Ms Dlamini-Zuma beat incumbent Jean Ping, from Gabon, after a bruising six-month leadership battle which highlighted lingering divisions between Africa's Anglophone and Francophone nations and deflected attention from crises, including the conflict in the Sudans and DR Congo, as well as coups in West Africa and the hunger crisis in the Sahel region.
The former wife of South Africa's president, Jacob Zuma, got 60 per cent of the votes she needed from the 54-nation bloc to see off Mr Ping at a summit during the weekend in the Ethiopian capital, Addis Ababa.
With voting split along linguistic lines, Ms Dlamini-Zuma's victory was also seen as a win for Anglophone nations. But South Africa, the largest economy in sub-Saharan Africa, was accused of bullying smaller nations in a "face-saving exercise" having failed to win enough support to take the post in January. Diplomats spoke of a "difficult heads of state meeting" and complained that South Africa may have "pushed too hard" to get Ms Dlamini-Zuma appointed.
After her win, the widely respected 63-year-old attempted to reassure smaller economies that Pretoria was not looking to dominate the continent: "South Africa is not going to come to Addis Ababa to run the AU," she said. "It is Dlamini-Zuma who is going to come to make a contribution."
The prospect of another six months of squabbling appeared to concentrate minds in Addis Ababa, along with fears of a further loss of credibility for an organisation already viewed by some observers as an ineffective talking shop. The failure of many nations to pay their membership dues means that for all its talk of a prosperous Africa, the bloc depends on international donors for much of its $274m annual budget. That influence was underlined by China's gift of a headquarters in the Ethiopian capital.
The AU's new leader at least comes into the job with a respectable report card from her ministerial career in South Africa. Often described as a "stalwart" of the ruling African National Congress, she has been in government for longer than her former partner, the president. "She's a capable and hard-working minister," said Catherine Grant from the South African Institute of International Affairs. "She's not in her position because of her relationship to Zuma."

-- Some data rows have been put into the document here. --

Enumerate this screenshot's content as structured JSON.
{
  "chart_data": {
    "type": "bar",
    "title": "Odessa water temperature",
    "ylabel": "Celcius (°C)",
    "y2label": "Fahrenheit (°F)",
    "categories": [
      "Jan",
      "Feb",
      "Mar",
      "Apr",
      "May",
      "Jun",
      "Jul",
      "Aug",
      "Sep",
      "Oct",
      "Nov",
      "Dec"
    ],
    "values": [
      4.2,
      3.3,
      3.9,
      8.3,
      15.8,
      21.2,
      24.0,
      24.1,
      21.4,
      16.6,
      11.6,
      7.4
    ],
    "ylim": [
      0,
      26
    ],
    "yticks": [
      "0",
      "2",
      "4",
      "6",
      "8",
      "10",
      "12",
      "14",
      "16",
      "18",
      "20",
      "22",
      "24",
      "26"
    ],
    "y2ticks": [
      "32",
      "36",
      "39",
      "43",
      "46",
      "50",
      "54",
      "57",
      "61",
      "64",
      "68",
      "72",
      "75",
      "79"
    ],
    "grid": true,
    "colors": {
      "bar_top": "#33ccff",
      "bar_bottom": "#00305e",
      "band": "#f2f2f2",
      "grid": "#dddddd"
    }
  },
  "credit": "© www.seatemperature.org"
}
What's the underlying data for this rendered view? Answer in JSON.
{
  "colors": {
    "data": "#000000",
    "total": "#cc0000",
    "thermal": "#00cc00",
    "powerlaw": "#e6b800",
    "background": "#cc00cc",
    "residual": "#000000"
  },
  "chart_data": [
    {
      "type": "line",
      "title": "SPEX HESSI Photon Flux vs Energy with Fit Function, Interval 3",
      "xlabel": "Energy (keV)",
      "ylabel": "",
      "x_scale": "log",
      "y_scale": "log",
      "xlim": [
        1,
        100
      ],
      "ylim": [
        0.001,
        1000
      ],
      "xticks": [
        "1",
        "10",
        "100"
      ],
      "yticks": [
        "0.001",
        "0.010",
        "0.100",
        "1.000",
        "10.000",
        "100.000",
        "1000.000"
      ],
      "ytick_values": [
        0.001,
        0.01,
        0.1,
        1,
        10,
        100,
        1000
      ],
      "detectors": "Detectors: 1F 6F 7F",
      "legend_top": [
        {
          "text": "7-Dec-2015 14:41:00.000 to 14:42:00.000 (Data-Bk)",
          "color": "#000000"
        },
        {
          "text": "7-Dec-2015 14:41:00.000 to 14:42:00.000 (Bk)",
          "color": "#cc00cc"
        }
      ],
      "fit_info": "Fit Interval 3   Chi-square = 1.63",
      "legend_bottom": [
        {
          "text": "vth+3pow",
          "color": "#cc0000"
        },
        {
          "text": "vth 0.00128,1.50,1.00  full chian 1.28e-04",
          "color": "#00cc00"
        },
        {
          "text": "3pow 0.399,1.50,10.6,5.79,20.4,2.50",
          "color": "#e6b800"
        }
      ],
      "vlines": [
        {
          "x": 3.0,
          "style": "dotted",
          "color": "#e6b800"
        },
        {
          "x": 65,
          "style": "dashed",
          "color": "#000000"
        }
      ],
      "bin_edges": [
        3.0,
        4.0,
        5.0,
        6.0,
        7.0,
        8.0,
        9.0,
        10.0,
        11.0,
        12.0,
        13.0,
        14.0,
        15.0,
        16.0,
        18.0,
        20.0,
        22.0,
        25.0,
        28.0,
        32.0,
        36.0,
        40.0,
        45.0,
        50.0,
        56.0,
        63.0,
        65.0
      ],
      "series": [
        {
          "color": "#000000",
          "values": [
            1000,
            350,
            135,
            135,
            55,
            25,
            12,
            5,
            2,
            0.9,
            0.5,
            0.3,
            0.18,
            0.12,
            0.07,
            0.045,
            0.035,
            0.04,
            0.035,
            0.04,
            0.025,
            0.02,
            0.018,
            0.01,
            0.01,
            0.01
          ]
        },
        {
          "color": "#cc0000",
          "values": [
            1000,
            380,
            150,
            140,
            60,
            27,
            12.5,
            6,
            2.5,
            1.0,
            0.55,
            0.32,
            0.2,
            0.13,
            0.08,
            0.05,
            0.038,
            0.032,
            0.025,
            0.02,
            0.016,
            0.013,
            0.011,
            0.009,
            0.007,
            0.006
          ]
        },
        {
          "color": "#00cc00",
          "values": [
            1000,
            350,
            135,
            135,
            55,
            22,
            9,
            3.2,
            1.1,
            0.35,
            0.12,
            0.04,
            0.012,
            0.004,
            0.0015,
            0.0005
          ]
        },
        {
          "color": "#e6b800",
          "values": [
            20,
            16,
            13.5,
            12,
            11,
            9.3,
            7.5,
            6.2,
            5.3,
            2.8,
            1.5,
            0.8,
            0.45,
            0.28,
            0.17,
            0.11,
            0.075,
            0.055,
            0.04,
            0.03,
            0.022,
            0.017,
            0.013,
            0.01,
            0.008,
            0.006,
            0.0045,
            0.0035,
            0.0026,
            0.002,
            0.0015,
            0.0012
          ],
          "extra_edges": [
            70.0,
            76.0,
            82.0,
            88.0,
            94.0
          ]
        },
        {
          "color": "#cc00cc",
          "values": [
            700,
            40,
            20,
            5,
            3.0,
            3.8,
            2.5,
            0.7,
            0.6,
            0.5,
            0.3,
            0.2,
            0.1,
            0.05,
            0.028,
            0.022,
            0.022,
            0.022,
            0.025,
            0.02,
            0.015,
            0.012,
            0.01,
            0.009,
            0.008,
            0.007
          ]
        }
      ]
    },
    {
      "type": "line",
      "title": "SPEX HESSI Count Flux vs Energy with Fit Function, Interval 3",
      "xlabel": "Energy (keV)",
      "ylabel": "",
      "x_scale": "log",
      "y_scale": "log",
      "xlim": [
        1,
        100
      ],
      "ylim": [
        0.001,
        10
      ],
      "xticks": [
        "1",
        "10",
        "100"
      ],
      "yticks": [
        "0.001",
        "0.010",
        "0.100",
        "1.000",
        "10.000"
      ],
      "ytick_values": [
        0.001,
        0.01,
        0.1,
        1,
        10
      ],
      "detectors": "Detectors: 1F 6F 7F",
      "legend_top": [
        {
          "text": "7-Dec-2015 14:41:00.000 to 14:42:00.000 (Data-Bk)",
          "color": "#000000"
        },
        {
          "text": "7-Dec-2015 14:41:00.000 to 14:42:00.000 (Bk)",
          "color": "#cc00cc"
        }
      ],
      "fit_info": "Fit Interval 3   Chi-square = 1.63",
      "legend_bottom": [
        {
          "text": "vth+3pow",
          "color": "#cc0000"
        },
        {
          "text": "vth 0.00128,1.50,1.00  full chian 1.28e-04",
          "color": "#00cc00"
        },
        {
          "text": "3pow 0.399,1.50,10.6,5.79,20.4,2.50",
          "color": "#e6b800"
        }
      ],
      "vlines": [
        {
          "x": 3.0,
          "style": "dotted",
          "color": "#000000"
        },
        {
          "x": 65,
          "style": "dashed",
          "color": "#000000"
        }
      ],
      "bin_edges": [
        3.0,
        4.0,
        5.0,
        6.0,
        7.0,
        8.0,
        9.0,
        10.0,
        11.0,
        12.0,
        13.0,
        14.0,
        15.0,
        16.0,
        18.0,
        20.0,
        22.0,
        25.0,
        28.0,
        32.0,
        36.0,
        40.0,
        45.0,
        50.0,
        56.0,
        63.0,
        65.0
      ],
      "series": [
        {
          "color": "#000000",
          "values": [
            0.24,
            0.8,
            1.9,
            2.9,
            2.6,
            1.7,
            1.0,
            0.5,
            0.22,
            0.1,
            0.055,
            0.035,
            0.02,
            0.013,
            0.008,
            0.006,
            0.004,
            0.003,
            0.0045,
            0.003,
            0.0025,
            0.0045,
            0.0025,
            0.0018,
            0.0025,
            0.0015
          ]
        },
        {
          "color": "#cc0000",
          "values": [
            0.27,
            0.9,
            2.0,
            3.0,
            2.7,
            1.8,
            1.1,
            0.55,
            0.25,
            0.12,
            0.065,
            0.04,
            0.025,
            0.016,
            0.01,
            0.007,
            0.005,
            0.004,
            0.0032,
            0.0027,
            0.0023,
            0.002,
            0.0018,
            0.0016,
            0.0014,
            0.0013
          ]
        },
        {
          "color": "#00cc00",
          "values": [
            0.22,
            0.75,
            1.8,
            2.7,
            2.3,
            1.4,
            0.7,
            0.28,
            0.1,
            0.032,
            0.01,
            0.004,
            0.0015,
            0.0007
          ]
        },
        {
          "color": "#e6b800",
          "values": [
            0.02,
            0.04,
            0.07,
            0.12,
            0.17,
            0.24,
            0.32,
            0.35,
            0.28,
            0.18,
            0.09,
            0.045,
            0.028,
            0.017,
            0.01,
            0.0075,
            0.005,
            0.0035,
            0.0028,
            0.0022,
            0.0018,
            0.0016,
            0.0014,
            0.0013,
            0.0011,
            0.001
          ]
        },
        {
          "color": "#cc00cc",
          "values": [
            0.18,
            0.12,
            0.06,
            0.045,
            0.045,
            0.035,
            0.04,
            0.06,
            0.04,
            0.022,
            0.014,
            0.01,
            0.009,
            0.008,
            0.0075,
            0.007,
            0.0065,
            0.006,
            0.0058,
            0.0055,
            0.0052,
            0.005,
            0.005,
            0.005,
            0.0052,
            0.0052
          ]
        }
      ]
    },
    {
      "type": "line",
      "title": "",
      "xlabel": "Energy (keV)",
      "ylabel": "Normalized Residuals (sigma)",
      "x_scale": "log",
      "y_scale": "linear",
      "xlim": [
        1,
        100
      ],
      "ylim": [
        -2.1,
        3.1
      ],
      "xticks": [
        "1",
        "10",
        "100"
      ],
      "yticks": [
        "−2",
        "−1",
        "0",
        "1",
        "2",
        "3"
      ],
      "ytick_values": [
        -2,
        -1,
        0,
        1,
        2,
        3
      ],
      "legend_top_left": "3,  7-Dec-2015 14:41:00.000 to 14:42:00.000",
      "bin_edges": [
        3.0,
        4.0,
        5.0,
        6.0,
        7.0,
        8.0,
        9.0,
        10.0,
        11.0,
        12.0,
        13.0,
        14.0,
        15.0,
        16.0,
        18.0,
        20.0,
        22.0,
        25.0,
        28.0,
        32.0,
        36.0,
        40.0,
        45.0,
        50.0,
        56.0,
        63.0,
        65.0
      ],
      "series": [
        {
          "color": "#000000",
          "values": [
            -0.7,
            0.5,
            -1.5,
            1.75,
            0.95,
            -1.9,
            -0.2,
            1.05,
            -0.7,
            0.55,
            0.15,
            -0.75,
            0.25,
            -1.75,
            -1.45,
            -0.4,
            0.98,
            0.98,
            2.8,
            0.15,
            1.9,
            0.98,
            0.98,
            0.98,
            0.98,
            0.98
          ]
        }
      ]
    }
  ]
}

Her backers say she has demonstrated a serious commitment to development issues and is a good negotiator. She has held the health and foreign jobs and most recently the home affairs ministry, where she was credited with successful reforms. She carries with her the mixed legacy of South African foreign policy, with successes such as being added to the "BRICS" club of emerging economies, as well as failures such as the country's ineffective diplomacy with neighbouring Zimbabwe.
In the ten years since taking over from the Organisation of African Nations, the AU has struggled to make much of an impact on the major challenges facing the continent but can point to some recent progress in Somalia.
Political polygamy: the wives of Zuma
South Africa's President Jacob Zuma has four children with the new African Union head, Nkosazana Dlamini-Zuma. But the pair divorced in 1998 before she entered government. The openly polygamous 67-year-old President has married another four women since that annulment and now has six wives. Some estimates of the number of Mr Zuma's children reach as high as 20. He was forced into a rare public apology over his private life two years ago after revelations he had fathered a baby with a woman who is not one of his wives, which prompted widespread anger.